Photo credit: Flickr / Jasleen Kaur

My rebirth

Leaving Islam is hard, but leaving god is even harder.

Imagine the night sky: filled with shiny stars getting closer to you. With each movement, one star appears brighter and bigger till you can no longer make sense of the universe. What is the purpose of living after leaving god, when you were raised to believe that your very existence is only a contribution to strengthen the sounds of prayer?

What is the meaning of ‘human nature’ when all your behaviours were a reflection of the god you once loved more than your black knees and red eyes?

I thought to myself, maybe if I believed in facts I could make sense of everything.

Maybe resenting my heart, quieting my thoughts, and disciplining my wondering eyes would lock me inside this bubble of ignorance. I started avoiding any questions that would burst the bubble. I learned to memorize my science textbooks rather than understanding them.

I used to wait impatiently for my religious class to start back in high school, so that my teacher would plant fear in my body to paralyze my brain cells. She never failed to do so. I remember nodding my head whenever she repeated ‘If you ever think yourself out of Islam then repent yourself; for it is haram to wonder too much’ hoping that the faster I moved my head the faster the damage would disappear.

I had no problem holding back my tongue until I graduated from high school and there was no one to scare me anymore. It was between god and me.

It took almost 15 years for me to bulk up the courage and be angry. The anger was so strong that I started to injure myself to prove that my body finally belonged to me and no one could tell me that it was god’s.

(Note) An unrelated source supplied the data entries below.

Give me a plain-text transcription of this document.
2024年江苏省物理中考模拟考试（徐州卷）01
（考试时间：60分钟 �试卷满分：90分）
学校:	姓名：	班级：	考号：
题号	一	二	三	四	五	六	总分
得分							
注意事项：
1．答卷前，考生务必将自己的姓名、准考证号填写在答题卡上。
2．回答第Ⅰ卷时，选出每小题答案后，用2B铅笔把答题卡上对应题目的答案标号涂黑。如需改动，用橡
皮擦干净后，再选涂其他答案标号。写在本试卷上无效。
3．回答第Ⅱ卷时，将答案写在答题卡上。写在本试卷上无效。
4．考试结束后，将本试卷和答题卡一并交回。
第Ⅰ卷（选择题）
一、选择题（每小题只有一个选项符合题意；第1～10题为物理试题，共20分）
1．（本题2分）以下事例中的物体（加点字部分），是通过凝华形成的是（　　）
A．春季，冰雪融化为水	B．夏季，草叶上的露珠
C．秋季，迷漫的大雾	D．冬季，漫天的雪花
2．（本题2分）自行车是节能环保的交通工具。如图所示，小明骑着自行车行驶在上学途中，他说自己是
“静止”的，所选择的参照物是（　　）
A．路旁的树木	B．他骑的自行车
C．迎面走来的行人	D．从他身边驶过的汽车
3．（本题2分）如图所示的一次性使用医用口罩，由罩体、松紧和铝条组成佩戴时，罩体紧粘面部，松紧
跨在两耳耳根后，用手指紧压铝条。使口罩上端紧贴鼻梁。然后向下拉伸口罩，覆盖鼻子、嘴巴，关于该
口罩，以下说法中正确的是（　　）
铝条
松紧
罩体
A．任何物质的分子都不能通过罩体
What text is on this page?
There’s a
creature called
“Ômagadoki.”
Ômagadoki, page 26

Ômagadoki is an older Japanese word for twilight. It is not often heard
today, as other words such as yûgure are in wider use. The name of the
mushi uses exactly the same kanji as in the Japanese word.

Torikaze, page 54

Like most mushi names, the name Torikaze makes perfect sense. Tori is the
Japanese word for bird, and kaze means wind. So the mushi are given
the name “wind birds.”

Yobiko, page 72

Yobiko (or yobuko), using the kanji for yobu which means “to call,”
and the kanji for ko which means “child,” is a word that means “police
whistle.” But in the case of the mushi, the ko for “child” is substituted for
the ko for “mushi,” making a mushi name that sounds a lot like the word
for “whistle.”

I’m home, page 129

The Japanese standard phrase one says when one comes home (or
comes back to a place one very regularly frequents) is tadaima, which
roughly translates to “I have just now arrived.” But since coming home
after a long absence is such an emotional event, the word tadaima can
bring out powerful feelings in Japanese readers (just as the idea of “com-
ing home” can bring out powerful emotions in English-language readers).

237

I got angry at my teacher who told me to be thankful to have been born a Muslim, but my depression started the day I realized that Islam would forever imprison me, and there was no way to leave it unless I left my name and identity behind.

The day I realized I was a wrapped lollipop was the day the circle of panic attacks were born. The anger centered on my hijab the most. The hate toward it led me to hide not only under my clothes but also between the walls of my bedroom. Every time I decided to leave the house I would cry after realizing I had to wrap my beauty in a bundle of sorrow.

But my anger is deeper than just the expectation that Muslim women cover themselves. It is generated by the stolen freedom, the lack of confidence most Muslim girls are brought up with.

My anger is really about the hate I had for myself for being a woman.